En 1986 hice por primera y única vez la pere­grinación conocida como el Camino de Santia­go. Habíamos acabado de subir una pequeña cuesta, en el horizonte apareció un pueblecito, y fue entonces cuando mi guía, a quien llamaré Petrus (aun cuando no es ese su nombre), me dijo: Mira a tu alrededor y fija tu visión en un punto cualquiera; después, concéntrate en lo que voy a decir.

Yo escogí la cruz de una iglesia que conseguía ver a lo lejos, y Petrus comenzó:

«El hombre nunca puede parar de soñar; el sueño es el alimento del alma, como la comida es el alimento del cuerpo. Muchas veces en nuestra existencia vemos nuestros sueños des­hechos y nuestros deseos frustrados, pero es preciso continuar soñando, si no nuestra alma muere. Mucha sangre ya rodó por este campo que tienes delante de tus ojos, y en él tuvieron lugar algunas de las batallas más crueles de la Reconquista. Quién tenía la razón, o la verdad, carece de importancia: lo importante es saber que ambos bandos estaban librando el Buen Combate.

El Buen Combate es aquel que es trabado porque nuestro corazón lo pide.

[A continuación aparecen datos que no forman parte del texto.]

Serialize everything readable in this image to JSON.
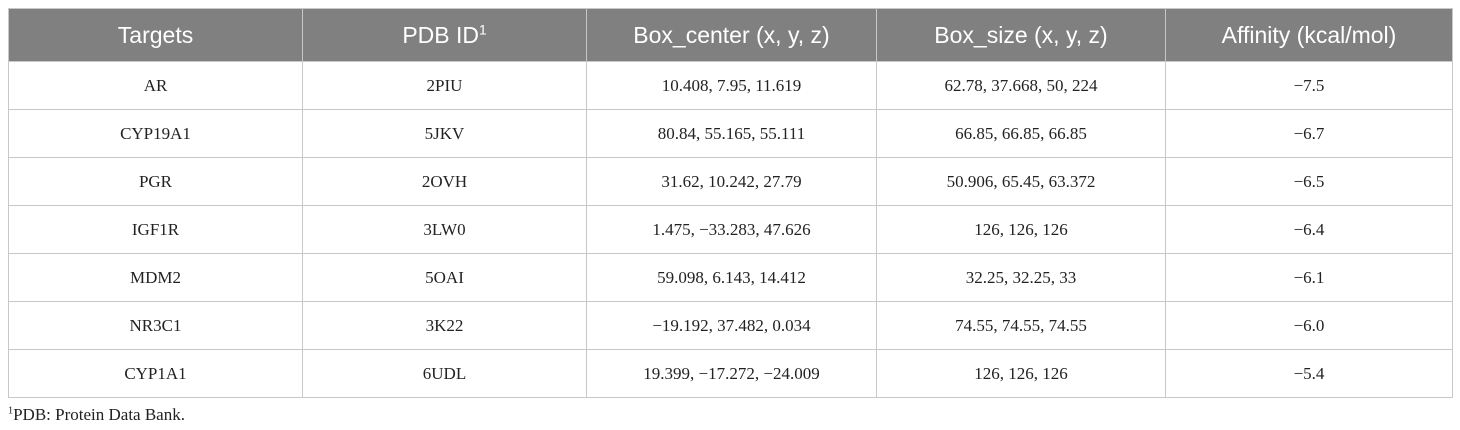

En las épocas heroicas, en el tiempo de los caballeros andan­tes, esto era fácil; había mucha tierra para con­quistar y mucha empresa para acometer. Hoy en día, sin embargo, el mundo ha cambiado mucho, y el Buen Combate se ha trasladado desde los campos de batalla hasta el interior de nosotros mismos.

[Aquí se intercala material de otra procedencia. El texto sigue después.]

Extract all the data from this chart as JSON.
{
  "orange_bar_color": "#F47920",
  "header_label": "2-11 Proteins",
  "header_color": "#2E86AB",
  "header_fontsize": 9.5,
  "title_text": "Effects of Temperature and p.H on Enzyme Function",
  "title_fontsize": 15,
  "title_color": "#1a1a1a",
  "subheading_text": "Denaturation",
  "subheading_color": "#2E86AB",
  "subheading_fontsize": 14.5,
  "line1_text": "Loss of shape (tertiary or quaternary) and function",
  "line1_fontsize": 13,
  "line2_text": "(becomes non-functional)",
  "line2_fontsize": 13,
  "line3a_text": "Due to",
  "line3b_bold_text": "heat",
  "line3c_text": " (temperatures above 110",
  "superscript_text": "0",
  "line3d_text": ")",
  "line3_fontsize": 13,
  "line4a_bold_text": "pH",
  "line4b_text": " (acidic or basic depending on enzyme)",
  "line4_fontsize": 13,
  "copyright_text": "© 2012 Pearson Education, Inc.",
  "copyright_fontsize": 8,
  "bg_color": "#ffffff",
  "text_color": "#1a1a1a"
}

El Buen Combate es aquel que se libra en nombre de nuestros sueños. Cuando ellos ex­plotan en nuestro interior con toda su fuerza -en la juventud- tenemos mucho coraje, pero aún no hemos aprendido a luchar. Después de mucho esfuerzo terminamos aprendiendo a lu­char, pero entonces ya no tenemos el mismo va­lor para combatir. Por causa de esto, nos volve­mos en nuestra contra y nos combatimos a no­sotros mismos, pasando a ser nuestro peor ene­migo. Decimos que nuestros sueños eran infan­tiles, difíciles de realizar, o fruto de nuestro des­conocimiento de las realidades de la vida. Ma­tamos a nuestros sueños porque tenemos miedo de librar el Buen Combate.

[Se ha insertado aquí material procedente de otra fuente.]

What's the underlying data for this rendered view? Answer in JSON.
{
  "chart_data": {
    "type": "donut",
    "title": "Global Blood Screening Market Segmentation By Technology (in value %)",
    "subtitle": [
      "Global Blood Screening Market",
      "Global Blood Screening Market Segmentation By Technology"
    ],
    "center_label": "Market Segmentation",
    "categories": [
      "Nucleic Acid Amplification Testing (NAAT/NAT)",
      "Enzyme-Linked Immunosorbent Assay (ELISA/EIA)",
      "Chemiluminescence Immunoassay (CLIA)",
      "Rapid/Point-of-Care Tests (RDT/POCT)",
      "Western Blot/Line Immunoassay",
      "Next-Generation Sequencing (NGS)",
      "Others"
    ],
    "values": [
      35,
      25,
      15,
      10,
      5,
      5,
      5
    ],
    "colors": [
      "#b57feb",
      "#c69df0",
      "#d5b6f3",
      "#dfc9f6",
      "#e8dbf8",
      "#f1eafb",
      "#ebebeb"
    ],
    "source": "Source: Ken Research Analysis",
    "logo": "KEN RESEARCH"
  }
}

  • El primer síntoma de que estamos matando nuestros sueños es la falta de tiempo. Las personas más ocupadas que conocí en mi vi­da siempre tenían tiempo para todo. Las que no hacían nada estaban siempre cansadas, no concluían el poco trabajo que debían realizar, y se quejaban de que el día era demasiado corto. Lo que sucedía realmente es que ellas tenían miedo de librar el Buen Combate.
  • El segundo síntoma de la muerte de nuestros sueños son nuestras certezas. Porque no que­remos aceptar la vida como una gran aven­tura por ser vivida, pasamos a considerarnos sabios, justos y correctos en lo poco que pe­dimos a la existencia. Miramos detrás de las murallas de nuestro día a día, oímos el ruido de las lanzas que se quiebran, el olor de su­dor y de pólvora, las grandes caídas y las mi­radas sedientas de conquista de los guerre­ros. Pero nunca sentimos la alegría, la in­mensa alegría que llena el corazón de quien está luchando, porque para éste no importa la victoria ni la derrota, importa apenas lu­char en el Buen Combate.
  • Finalmente, el tercer síntoma de la muerte de nuestros sueños es la paz. La vida pasa a ser una tarde de domingo, sin pedirnos grandes cosas, y sin exigir más de lo que queremos dar. Consideramos entonces que estamos muy maduros, dejamos de lado las fantasías de la infancia y conseguimos nuestra realiza­ción personal y profesional. Pero en verdad, en lo más íntimo de nuestro corazón, sabemos que lo que sucedió fue que renunciamos a la 4ucha por nuestros sueños, a llevar a cabo el Buen Combate. Cuado renunciamos a nues­tros sueños y encontramos la paz, tenemos un pequeño período de tranquilidad. Pero los sueños muertos comienzan a pudrirse dentro nuestro, y a infestar todo el ambiente en que vivimos. Comenzamos a volvernos crueles con aquellos que nos rodean y final­mente pasamos a dirigir esta crueldad contra nosotros mismos. Surgen las enfermedades y las psicosis. Lo que queríamos evitar en el combate -la decepción y la derrota- pasa a ser el único legado de nuestra cobardía. Y un buen día, los sueños muertos y podridos tor­nan el aire más irrespirable, y pasamos a de­sear la muerte, que nos libra de nuestras cer­tezas, de nuestras ocupaciones y de aquella terrible paz de las tardes de domingo.